Die Geschichte selbst ist fiktiv, mit einer realen Protagonistin und realen Aktenauszügen von Gerichtsverhandlungen, über Zeitzeugenberichte und die Taten, die Stella Goldschlag begangen hat. Da ich das Buch im Rahmen einer Leserunde gelesen habe, habe ich es in Abschnitten gelesen und muss sagen, dass ich den ersten Abschnitt, also den Beginn der Geschichte ganz in Ordnung, aber noch wenig spektatkulär fand. Man lernt Friedrich und seine Umgebung kennen, Goldschlag spielt noch keine größere Rolle. Erst als die Geschichte immer mehr voran schritt, kommt Stella ins Spiel, wobei ich fand, dass die Geschichte immer langamtmiger wurde, da kaum etwas passiert. Als Leser bekommt man lediglich mit, wie sich Friedrich regelrecht wie ein Schoßhündchen von Stella verhält und alles für sie tun würde. Eigene Meinung und Charakterstärke - Fehlanzeige. Dies fand ich dann schon etwas anstrengend und schwer zu lesen.
Allerdings nimmt die Geschichte irgendwann dann doch auch wieder an Fahrt auf und die Tatsache, dass es um eine reale Person ging, fand ich dann doch recht fesselnd. Ich hoffte noch etwas mehr über ihr Leben zu erfahren, wurde aber leider enttäuscht, was das anging. Lediglich im Nachgang erfährt man noch ein paar historische Details zur Person "Stella Goldschlag". Während der Geschichte bleibt sie seltsam blass, auch wenn sie eigentlich der dominierende Charakter ist.
Trotzdem fand ich den Schreibstil des Autors wirklich gut. Er beschreibt präzise und klar, was er erzählen möchte und an keiner Stelle hatte ich den Eindruck, dass er ausschweifend wird, oder mehr Worte benutzt, als er eigentlich sollte. Takis Würger versteht es mit Sprache umzugehen und wählt hier eine sehr klar, einfache Sprache, die die Geschichte genau auf den Punkt bringen. Zudem fand ich die realen Gerichtsakten sehr gut für die Geschichte. Auch diese sind umstritten, wie ich mitbekommen habe, denn es werden die echten Namen der Opfer genannt. Allerdings kann ich daran nichts verwerfliches finden, ehrt es doch und erinnert es auch ein stückweit an die Opfer. Außerdem tragen die Gerichtsakten auch dazu bei, dass die Geschichte realer und greifbarer wird und so einen ganz besonderen Charakter bekommt.

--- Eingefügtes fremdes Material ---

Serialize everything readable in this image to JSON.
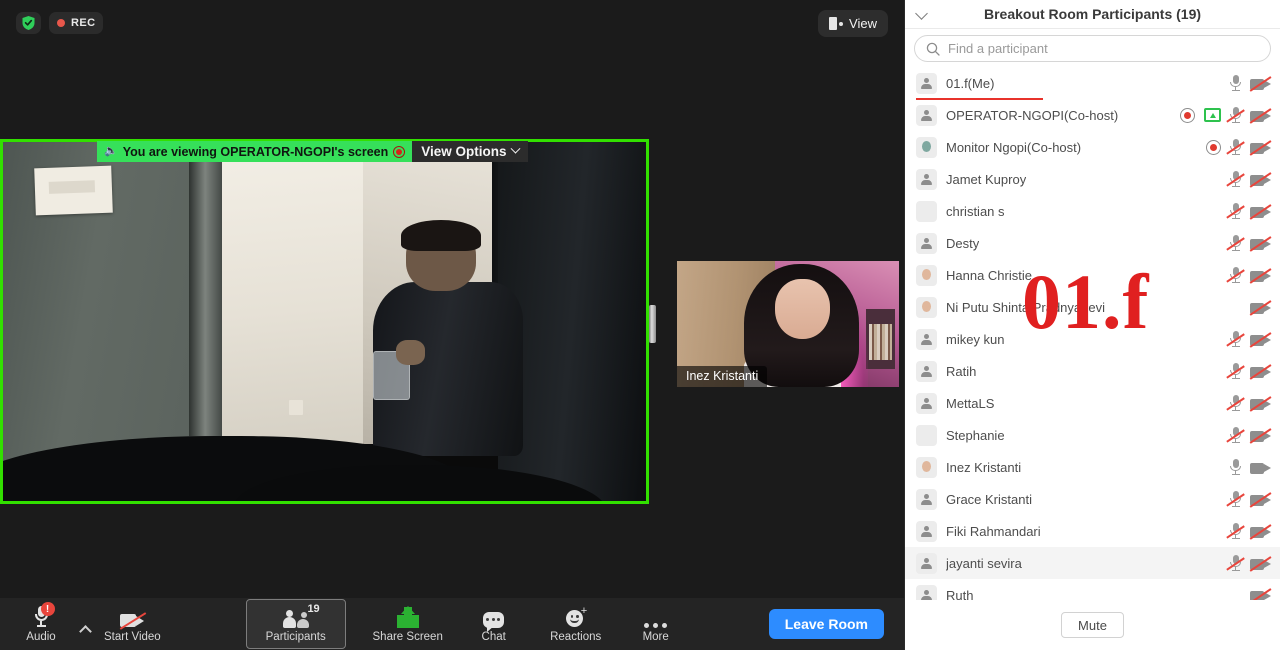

Was ich ebenfalls gerne mochte waren die Anfänge jedes neuen, sagen wir Kapitels. Denn eigentlich ist das Buch nicht in klassische Kapitel eingeteilt. Man merkt aber an der Aufmachung, wann ein neuer Abschnitt beginnt. Jeder dieser Abschnitte beginnt mit einem Datum und historischen Informationen zu genau dieser Zeit und was in diesem Jahr geschah. Dies fand ich sehr interessant und gelungen.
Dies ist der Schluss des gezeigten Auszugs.